Look at the title of this session. Planning. Do you realize this is what Jesus is doing? He’s sitting down with His bride and saying: I’m leaving, but I want you to know the plan. Here’s the plan. The plan is there is a future date and a future time that you don’t know about and I’ve got an amazing house. And that’s where we’re going to live. And here’s the plan. There’s an actual pathway, it’s not I-40, it’s not I-75, it’s Me. All you’ve got to do, I’m the path, I’m the truth, I’m the way. All you do, you follow Me and you’re going to land at the ultimate hopeful place where we are going to be together, no sin, no pain, no problems. Everything you have seen; all the miracles are normal. And, by the way, I have a purpose for you. You’re going to start doing what I have been doing.
In fact, later on, these disciples don’t know it, we are going to call this “the body of Christ.” We use, that sounds like a religious phrase. Think of, how did God express His miracles and His power when Jesus was walking on the earth? This is not a trick question.
Jesus walks in and He speaks, “Little girl, arise!” He touches a person and the leprosy is healed. He teaches a multitude. He is in Capernaum; how did He get from Capernaum over to Tiberias? He walked. You guys are looking at me. I’m making this way too hard.

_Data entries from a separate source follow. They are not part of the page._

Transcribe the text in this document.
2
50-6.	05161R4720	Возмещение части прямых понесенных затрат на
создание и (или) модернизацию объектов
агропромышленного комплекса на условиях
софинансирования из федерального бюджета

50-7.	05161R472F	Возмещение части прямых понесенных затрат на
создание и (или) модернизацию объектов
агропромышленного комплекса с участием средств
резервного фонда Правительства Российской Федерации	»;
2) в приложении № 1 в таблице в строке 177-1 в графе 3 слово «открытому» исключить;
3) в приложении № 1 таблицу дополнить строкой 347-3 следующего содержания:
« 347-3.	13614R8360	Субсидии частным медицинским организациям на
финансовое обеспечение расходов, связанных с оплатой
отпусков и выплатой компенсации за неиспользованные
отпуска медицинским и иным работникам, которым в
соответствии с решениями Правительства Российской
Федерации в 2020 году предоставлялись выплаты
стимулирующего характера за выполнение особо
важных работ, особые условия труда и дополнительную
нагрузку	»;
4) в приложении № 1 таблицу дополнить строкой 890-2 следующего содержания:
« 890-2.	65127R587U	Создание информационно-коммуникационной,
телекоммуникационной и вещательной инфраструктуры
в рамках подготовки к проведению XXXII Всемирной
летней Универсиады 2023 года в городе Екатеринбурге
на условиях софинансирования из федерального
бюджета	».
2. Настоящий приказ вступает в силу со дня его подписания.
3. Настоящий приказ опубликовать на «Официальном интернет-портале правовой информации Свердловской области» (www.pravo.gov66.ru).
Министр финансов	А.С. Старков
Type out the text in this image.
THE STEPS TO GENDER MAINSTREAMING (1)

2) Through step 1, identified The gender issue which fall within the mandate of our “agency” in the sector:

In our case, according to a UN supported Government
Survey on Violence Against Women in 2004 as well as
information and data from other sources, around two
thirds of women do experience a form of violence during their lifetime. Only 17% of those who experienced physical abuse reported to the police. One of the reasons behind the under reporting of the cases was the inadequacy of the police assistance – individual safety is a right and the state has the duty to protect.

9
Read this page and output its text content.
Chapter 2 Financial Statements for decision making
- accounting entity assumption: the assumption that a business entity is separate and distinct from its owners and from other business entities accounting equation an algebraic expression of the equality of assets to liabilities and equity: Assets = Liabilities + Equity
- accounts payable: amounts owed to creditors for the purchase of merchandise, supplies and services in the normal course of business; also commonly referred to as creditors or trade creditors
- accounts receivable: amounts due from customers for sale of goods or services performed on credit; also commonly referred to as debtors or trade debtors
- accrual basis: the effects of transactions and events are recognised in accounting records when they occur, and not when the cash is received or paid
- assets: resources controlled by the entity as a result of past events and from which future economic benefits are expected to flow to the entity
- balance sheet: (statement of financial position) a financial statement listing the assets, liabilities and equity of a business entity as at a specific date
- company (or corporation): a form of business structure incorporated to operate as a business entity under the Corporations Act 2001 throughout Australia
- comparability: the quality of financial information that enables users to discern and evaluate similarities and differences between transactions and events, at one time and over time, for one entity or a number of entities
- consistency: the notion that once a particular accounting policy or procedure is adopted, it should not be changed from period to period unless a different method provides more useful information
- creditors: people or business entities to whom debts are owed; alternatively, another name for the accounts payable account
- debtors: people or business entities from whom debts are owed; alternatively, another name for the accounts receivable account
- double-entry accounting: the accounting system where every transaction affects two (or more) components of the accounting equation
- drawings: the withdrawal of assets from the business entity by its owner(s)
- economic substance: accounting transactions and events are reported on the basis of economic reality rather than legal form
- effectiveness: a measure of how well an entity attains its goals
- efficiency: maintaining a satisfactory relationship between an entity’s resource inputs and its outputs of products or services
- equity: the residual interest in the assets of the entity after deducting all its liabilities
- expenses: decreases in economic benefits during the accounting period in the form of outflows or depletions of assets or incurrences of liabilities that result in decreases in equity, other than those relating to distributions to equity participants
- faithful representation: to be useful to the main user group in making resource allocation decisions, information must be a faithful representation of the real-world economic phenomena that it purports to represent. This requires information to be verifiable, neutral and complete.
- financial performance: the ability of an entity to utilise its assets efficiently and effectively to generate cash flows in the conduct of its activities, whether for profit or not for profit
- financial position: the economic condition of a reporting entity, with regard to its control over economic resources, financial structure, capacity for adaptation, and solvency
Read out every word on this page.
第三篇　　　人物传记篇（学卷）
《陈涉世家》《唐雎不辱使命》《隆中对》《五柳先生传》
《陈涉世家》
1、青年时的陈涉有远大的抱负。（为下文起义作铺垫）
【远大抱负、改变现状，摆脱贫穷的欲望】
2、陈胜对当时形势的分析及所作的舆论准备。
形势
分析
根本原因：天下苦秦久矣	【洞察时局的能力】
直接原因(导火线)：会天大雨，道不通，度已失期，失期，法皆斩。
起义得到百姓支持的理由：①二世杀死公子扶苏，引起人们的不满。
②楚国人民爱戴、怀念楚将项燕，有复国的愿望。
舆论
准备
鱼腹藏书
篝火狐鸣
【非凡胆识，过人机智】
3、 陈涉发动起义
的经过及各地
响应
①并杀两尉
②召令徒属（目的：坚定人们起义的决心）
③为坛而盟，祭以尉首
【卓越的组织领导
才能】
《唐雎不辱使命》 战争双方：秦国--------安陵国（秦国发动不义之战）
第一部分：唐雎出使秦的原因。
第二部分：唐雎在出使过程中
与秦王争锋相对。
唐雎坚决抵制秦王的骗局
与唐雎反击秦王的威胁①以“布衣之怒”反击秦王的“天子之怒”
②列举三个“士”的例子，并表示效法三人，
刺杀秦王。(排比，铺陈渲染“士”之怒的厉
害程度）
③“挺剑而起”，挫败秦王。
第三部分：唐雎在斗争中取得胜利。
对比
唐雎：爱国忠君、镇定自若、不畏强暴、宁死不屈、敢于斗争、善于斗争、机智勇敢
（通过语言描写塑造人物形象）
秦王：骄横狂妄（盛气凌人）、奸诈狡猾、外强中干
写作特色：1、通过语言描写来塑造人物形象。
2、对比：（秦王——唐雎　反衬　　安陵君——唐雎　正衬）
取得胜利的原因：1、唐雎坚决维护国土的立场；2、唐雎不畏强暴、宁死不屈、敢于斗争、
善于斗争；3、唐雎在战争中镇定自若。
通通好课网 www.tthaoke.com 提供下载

Jesus was fully God, but He had a physical body, didn’t He? And when He did His miracles, the Spirit of God, Jesus, God the Son and God the Father are working together and in His physical body, He spoke, He touched, He walked, and He moved. And He accomplished the will of God through His body.
When He was resurrected and the Holy Spirit came and Pentecost and the Church was born, the Spirit of the living God came into whosoever would believe and turn from their sin and repent and receive Christ. And so, the Holy Spirit, the fullness of the Godhead, came to dwell inside of you as a follower and now He says, “The body of Christ is not just one singular, physical body, it’s whoever the Spirit of God lives in,” so now, how does He touch people? How does He speak to people? How does He love people? It’s through us, right?
So, He is saying: not only is there hope about the end, not only do you know the path, but I have given you a purpose because each and every time where the Spirit of God comes through the conduit – I kind of see myself like a piece of PVC pipe. There’s all this grace in heaven that’s available. And the power of the Holy Spirit lives in me, and then I have to open the tap and surrender my life so the Spirit can flow through me.
But when the Spirit flows through me like it flows through any Christian that is open, and when something out of my mouth brings healing, or when I take something out of my pocket and give some money to someone who is hungry, or when I sit across the table and counsel a couple, or when I get to share the gospel, then the Spirit of God uses that and there is life and there’s healing and there’s restoration.
All I can tell you, it’s unbelievable. You have experienced it. You have sat across from someone and you heard them bow their head and pray to receive Christ. You have talked with them for hours and they decided not to leave their husband. You saw someone that was really hurting and was in a terrible situation, was clinically depressed and you came around them and now they are healthy. And what you realized, God used me. And what does it do? It gives you hope. It reminds you He is real. There’s power. It’s a reality.